ABD’nin mesajı net: “Sana ihtiyacım yok, sensiz de süper güç olurum.” Ekonomik savaş mı geliyor? İşte detaylar…
ABD’nin Çin’e uyguladığı gümrük vergisini %145’e çıkarması, küresel ticaret savaşlarında yeni bir dönemi başlattı. Ancak bu savaşın cephanesi tank değil; vergi, üretim ve ekonomik baskı. Dünya ise bu sessiz savaşa sahne oluyor.
ABD’nin mesajı net: “Sana ihtiyacım yok, sensiz de süper güç olurum.”
Çin ise altta kalır mı? “Senin pazarına bağlı değilim, kendi göbeğimi kendim keserim” diyor.
Ama gerçek şu ki bu iki dev, birbirinin varlığına mahkûm. Ticaret akıyor, ama artık doğrudan değil. Araya bir ülke giriyor: Türkiye
Artan maliyetler, yüksek vergiler, siyasi gerilimler… Hepsi ABD ve Çin’i fabrika ve üretim üslerini başka ülkelere taşıma stratejisine yöneltti. İşte burada devreye Türkiye giriyor.
Bu tablo, yatırımcı için “gel ve üret” anlamına geliyor. Ama ne pahasına?
ABD ve Çin’in ekonomik savaşında Türkiye köprü değil, fabrika haline geliyor. Ham madde, düşük ücretli iş gücü, vergi avantajları ile dünyanın taşeron fabrikası olma yolunda.
Yani iki dev, Türkiye üzerinden hem birbirine mesaj veriyor hem de çıkarlarını sürdürüyor. Ve tüm bu sistemin kazananı yine onlar oluyor.
Döviz mi geliyor? Evet.
İstihdam mı artıyor? Belki.
Ama bir süre sonra Türkiye sadece ucuz iş gücü olarak anılmaya başlarsa, yerli sanayileşme biter, beyin göçü artar, TL daha da değersizleşir.
Bu sürecin sonunda Türkiye kaybeden olabilir.
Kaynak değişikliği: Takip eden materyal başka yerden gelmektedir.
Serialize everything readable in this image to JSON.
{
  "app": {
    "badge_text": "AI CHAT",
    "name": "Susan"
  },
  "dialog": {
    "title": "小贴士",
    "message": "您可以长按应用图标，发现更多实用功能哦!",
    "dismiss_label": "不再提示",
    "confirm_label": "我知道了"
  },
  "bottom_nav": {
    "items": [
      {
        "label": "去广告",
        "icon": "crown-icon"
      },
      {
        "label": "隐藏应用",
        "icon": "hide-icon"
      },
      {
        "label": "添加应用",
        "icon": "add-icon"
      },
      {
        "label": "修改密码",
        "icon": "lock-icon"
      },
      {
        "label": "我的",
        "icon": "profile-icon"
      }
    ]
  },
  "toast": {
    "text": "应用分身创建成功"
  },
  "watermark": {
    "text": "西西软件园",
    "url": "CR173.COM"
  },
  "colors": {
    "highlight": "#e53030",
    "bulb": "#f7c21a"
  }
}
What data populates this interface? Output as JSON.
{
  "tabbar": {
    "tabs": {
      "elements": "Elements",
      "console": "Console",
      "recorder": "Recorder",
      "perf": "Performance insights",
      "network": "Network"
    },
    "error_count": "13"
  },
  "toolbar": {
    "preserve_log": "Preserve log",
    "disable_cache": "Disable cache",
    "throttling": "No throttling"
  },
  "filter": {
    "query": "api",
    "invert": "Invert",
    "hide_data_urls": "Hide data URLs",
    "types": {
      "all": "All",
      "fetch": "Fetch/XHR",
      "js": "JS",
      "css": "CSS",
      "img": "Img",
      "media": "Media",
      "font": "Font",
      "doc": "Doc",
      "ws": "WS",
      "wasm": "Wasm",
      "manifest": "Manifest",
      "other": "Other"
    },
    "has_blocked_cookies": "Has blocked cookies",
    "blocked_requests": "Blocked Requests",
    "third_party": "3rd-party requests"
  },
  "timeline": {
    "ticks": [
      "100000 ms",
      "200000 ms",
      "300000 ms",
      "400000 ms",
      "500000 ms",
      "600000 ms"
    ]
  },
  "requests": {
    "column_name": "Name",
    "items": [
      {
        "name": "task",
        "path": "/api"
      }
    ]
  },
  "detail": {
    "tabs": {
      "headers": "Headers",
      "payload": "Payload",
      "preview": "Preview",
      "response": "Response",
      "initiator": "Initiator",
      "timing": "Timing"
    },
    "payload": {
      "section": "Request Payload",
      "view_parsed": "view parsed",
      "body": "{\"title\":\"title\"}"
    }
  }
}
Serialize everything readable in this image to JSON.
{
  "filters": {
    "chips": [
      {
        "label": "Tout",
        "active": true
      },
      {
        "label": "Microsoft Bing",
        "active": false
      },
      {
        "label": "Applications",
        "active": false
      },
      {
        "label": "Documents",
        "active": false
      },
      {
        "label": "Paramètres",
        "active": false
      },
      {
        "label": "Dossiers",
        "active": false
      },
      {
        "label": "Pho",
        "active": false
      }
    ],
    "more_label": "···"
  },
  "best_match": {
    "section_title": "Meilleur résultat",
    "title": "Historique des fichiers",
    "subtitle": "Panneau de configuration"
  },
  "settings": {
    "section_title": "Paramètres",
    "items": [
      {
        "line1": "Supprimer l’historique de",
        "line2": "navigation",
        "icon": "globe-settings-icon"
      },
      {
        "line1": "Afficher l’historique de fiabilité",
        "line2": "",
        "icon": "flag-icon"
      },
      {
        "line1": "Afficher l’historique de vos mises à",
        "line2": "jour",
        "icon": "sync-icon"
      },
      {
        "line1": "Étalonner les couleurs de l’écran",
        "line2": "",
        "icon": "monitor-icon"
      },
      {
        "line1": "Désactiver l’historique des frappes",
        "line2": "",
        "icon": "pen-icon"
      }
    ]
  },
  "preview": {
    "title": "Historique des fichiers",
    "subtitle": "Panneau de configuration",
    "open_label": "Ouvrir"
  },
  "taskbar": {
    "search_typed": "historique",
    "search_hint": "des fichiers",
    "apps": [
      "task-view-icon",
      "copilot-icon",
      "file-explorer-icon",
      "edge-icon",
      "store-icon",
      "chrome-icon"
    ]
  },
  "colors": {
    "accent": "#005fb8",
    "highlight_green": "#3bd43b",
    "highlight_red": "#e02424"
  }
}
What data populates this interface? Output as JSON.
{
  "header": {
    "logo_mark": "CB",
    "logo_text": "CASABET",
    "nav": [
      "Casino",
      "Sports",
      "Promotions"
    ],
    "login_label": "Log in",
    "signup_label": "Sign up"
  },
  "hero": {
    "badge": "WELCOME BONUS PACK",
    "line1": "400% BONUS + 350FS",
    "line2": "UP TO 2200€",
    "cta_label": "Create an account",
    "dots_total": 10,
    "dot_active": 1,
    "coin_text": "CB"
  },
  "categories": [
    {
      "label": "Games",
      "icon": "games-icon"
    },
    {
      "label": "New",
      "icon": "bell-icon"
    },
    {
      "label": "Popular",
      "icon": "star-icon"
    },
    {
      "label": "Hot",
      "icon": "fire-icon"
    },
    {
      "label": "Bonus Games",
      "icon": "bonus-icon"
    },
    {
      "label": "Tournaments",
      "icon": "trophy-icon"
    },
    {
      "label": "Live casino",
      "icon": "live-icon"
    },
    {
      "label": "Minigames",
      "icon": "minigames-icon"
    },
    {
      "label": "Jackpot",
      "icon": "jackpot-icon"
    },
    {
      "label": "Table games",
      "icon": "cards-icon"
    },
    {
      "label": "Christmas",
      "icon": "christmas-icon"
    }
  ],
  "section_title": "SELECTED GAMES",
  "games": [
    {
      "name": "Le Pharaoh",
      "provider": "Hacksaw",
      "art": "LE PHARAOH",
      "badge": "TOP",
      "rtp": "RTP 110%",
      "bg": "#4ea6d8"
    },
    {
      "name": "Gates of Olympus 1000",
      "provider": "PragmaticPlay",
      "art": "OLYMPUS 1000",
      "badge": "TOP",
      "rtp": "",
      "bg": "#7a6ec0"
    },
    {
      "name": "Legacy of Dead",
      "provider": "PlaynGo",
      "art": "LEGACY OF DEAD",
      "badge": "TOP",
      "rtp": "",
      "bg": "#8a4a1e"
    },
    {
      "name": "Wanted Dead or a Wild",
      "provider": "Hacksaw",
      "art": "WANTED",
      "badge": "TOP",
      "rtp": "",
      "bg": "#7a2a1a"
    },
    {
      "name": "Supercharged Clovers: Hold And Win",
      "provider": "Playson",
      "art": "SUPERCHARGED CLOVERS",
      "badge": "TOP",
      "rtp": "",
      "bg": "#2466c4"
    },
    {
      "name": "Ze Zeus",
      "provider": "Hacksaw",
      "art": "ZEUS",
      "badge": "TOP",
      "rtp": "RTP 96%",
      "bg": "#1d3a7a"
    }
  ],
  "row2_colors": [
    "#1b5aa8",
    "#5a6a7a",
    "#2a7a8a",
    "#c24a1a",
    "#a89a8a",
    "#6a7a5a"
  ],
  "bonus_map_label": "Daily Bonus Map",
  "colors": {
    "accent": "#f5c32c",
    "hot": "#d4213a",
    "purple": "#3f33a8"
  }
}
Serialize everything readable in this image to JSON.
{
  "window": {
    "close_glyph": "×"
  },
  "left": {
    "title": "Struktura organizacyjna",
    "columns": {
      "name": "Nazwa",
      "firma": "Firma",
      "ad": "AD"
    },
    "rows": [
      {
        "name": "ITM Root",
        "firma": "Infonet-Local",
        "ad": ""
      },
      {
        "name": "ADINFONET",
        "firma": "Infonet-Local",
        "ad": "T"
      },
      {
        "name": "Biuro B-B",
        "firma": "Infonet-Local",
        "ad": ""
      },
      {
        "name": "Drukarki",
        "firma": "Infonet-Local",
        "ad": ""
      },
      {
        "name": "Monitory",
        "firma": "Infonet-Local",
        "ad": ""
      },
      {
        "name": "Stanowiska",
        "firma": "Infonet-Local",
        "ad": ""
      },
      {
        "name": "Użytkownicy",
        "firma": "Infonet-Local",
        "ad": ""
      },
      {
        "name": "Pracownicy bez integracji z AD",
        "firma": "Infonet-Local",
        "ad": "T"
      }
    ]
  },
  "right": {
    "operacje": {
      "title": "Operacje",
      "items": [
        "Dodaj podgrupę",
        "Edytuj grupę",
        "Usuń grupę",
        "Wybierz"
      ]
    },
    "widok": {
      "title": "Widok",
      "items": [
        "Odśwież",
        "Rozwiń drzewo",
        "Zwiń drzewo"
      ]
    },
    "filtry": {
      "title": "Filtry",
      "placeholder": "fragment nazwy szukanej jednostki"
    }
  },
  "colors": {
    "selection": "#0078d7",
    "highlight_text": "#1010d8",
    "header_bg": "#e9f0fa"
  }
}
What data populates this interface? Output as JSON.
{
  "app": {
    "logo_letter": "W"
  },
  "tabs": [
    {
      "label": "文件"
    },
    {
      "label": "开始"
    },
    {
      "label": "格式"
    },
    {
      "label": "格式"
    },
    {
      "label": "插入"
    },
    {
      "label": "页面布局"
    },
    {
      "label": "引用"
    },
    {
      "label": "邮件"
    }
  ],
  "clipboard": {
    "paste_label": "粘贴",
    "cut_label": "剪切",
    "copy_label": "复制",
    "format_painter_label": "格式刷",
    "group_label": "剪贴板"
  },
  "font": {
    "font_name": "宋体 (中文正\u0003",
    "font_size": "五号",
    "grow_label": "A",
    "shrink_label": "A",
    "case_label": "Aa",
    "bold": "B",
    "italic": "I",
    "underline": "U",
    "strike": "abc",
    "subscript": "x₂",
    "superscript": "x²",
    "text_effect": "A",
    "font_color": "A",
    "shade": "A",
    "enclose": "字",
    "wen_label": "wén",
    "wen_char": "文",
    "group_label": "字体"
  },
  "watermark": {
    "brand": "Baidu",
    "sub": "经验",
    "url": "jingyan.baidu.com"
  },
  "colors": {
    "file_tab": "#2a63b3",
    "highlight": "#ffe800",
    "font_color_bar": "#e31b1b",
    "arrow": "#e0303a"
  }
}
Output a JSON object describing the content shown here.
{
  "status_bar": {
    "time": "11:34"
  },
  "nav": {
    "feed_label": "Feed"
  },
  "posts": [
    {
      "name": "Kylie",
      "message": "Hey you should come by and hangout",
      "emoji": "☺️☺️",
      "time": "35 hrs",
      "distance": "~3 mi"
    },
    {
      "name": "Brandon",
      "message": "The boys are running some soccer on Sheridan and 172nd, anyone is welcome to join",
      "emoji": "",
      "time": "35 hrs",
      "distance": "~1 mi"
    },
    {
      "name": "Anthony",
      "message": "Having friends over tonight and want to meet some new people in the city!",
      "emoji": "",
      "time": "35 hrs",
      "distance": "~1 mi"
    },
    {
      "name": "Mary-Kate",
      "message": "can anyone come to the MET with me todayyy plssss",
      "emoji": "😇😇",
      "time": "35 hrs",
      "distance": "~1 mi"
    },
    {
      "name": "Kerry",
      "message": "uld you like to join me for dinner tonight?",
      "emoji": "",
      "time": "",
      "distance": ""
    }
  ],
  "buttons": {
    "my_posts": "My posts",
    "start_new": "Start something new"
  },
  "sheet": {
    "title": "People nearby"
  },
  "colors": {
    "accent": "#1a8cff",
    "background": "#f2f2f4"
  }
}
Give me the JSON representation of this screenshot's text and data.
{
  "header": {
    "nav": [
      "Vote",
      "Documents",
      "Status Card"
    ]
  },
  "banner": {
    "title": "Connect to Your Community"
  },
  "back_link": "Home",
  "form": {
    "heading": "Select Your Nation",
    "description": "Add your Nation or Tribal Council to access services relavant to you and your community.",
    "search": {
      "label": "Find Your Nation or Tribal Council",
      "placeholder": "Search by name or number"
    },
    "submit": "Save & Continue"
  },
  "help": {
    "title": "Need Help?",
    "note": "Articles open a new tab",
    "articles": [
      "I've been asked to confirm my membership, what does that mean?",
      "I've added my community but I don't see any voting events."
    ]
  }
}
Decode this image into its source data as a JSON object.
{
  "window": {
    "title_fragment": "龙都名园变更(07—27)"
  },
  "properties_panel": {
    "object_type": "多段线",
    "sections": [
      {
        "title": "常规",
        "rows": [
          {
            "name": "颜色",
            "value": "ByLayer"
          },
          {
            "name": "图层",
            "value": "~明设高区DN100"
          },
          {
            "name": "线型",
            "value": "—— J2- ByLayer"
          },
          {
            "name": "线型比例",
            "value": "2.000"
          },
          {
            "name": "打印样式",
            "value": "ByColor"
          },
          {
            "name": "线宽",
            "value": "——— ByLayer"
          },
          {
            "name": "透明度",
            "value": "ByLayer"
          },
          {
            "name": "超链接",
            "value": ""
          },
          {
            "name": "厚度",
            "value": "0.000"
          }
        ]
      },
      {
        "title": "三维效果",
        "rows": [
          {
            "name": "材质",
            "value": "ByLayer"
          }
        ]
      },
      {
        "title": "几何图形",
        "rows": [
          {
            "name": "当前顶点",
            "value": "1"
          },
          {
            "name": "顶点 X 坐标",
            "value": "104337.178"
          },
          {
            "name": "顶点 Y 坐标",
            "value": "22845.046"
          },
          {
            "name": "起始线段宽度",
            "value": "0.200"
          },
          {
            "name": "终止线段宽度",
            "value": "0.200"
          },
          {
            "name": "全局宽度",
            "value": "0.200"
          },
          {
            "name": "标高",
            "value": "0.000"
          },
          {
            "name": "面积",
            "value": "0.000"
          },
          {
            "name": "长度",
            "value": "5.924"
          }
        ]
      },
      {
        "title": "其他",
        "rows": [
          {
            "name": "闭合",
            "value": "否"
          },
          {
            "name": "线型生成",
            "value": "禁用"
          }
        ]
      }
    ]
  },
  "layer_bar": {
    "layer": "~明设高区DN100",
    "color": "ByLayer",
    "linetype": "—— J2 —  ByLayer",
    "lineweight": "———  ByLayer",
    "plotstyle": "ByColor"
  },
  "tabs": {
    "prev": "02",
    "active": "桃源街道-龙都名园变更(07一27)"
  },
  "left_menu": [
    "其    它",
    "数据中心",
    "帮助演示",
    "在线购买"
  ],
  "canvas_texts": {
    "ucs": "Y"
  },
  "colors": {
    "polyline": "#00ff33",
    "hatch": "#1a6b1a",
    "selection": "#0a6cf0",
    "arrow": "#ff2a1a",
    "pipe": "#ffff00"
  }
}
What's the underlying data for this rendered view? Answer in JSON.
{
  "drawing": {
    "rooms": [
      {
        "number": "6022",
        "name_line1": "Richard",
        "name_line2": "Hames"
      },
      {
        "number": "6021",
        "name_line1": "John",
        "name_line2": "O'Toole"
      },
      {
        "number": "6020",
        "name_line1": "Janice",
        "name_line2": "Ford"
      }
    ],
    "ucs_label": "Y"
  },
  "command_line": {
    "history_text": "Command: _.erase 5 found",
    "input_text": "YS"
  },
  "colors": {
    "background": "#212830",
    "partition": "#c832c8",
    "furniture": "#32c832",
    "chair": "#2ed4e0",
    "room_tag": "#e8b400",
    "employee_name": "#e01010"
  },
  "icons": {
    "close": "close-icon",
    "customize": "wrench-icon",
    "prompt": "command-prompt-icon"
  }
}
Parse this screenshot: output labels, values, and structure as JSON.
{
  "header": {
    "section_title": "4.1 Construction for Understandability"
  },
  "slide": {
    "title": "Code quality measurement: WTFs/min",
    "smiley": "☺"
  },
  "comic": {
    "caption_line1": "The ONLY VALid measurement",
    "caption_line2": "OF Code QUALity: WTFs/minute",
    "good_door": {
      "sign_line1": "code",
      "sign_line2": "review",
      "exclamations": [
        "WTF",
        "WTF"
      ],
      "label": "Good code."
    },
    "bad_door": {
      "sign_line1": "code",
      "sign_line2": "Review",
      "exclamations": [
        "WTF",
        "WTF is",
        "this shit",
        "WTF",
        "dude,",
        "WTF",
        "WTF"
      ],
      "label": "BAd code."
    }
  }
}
Vergi savaşları küresel ekonomiyi sarsarken, Türkiye bu savaşın kurbanı mı yoksa yeni stratejik yıldızı mı olacak, bunu zaman gösterecek. Ama şu an için tablo net: İki büyük güç çatışıyor, fatura Türkiye’nin ucuz kaynaklarına kesiliyor.